Saccheggiata la centrale del latte di Bellinzona

In quegli anni le condizioni dei salariati nel Ticino sono ancora più precarie che Oltralpe: salari più bassi, prezzi più alti. Come il resto della Svizzera, il cantone conosce parecchie agitazioni operaie: gli affiliati alla Camera del lavoro passano da meno di mille nel 1916 a quasi 3 mila nel 1917. Nel marzo 1918, a Bellinzona una folla esasperata saccheggia e incendia la centrale del latte. All'inizio di luglio, Lugano conosce per due giorni uno sciopero generale di notevole successo.

Aderiscono solo ferrovieri, scalpellini e Officine Ffs

Ma a novembre il Ticino non segue. Solo i ferrovieri di Airolo, Biasca e Bellinzona, gli scalpellini di Biasca e dintorni, gli operai dell'officina Ffs di Bellinzona e parte di quelli delle fabbriche di Bodio incrociano le braccia. Più per solidarietà che per convinzione. Altrove regna lo scetticismo quando non l'aperta ostilità. I ferrovieri luganesi "protestano vivamente" contro "l'ingiustificato sciopero generale", e così quelli di Chiasso. A Lugano e Locarno si formano "guardie civiche". A sciopero concluso, il 24, Guglielmo Canevascini e altri dirigenti socialisti saranno malmenati dalla folla.

Il 'fossato etnico'

Al di là delle spiegazioni contingenti, come la malattia di Canevascini (a letto con l'influenza nei giorni cruciali) e la censura telefonica e telegrafica, il fiasco di novembre è comprensibile solo se situato nel contesto del "fossato etnico" apertosi tra Svizzera latina e tedesca durante la guerra: la prima "tifosa" incondizionata dell'Intesa, la seconda accusata di simpatie per i "Centrali". Un fossato che divide profondamente gli stessi socialisti. Fino a metà 1917 il quotidiano "Libera Stampa" è ancor più virulenta dei giornali borghesi nel denunciare i "socialisti del Kaiser" alla Robert Grimm, accusati con il loro pacifismo o rivoluzionarismo di fare il gioco della Germania. E l'incerto cambiamento di rotta durante il 1918 è ormai tardivo per modificare inimicizie profondamente radicate.

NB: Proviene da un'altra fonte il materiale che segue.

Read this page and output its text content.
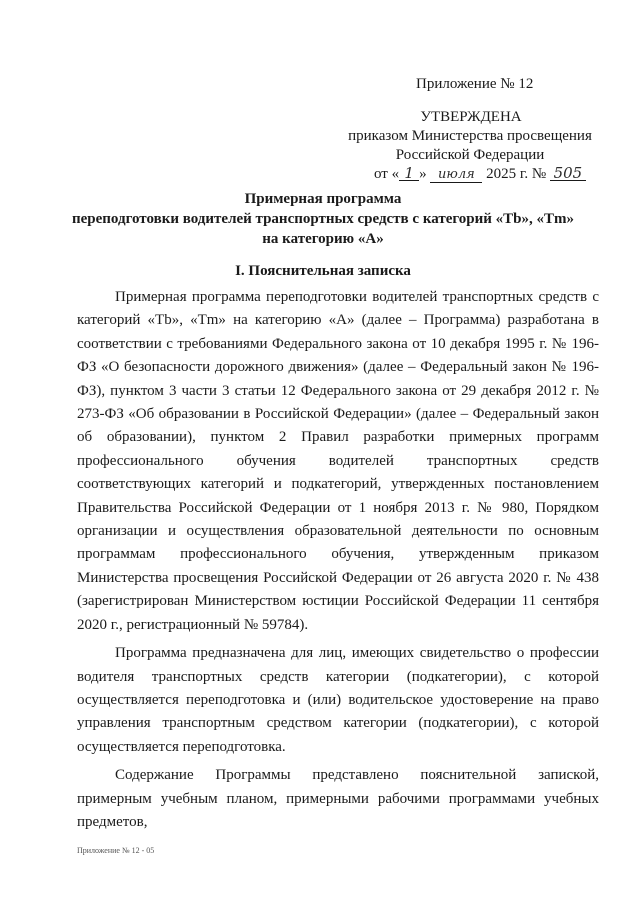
Приложение № 12
УТВЕРЖДЕНА
приказом Министерства просвещения
Российской Федерации
от « 1 » июля 2025 г. № 505
Примерная программа
переподготовки водителей транспортных средств с категорий «Tb», «Tm»
на категорию «А»
I. Пояснительная записка

Примерная программа переподготовки водителей транспортных средств с категорий «Tb», «Tm» на категорию «А» (далее – Программа) разработана в соответствии с требованиями Федерального закона от 10 декабря 1995 г. № 196-ФЗ «О безопасности дорожного движения» (далее – Федеральный закон № 196-ФЗ), пунктом 3 части 3 статьи 12 Федерального закона от 29 декабря 2012 г. № 273-ФЗ «Об образовании в Российской Федерации» (далее – Федеральный закон об образовании), пунктом 2 Правил разработки примерных программ профессионального обучения водителей транспортных средств соответствующих категорий и подкатегорий, утвержденных постановлением Правительства Российской Федерации от 1 ноября 2013 г. № 980, Порядком организации и осуществления образовательной деятельности по основным программам профессионального обучения, утвержденным приказом Министерства просвещения Российской Федерации от 26 августа 2020 г. № 438 (зарегистрирован Министерством юстиции Российской Федерации 11 сентября 2020 г., регистрационный № 59784).

Программа предназначена для лиц, имеющих свидетельство о профессии водителя транспортных средств категории (подкатегории), с которой осуществляется переподготовка и (или) водительское удостоверение на право управления транспортным средством категории (подкатегории), с которой осуществляется переподготовка.

Содержание Программы представлено пояснительной запиской, примерным учебным планом, примерными рабочими программами учебных предметов,

Приложение № 12 - 05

Lo sciopero di novembre giunge del tutto inatteso. Gli stessi capi socialisti sono disorientati. Le rivendicazioni più politiche che economiche del "Soviet di Olten" appaiono pretestuose. Da un anno la stampa denuncia le "mene bolscevike" per "aprire la Svizzera agli eserciti tedeschi" e il 12, su "Gazzetta Ticinese", il popolare "Milesbo" (Emilio Bossi) - che a luglio avrebbe voluto vedere lo sciopero di Lugano "estendersi a tutto il Cantone" - non esita a sostenere che i "bolsceviki" svizzeri vogliono il caos su mandato della Germania sconfitta, "non foss'altro che nell'illusione di salvarla dal debito di guerra". Inoltre, la mobilitazione massiccia a guerra finita, mentre ancora miete vittime la "grippe spagnola", irrita non poco la popolazione. Non meraviglia dunque la reazione ostile. E neppure che i soldati ticinesi mobilitati per Zurigo partano cantando "morte ai tedeschi".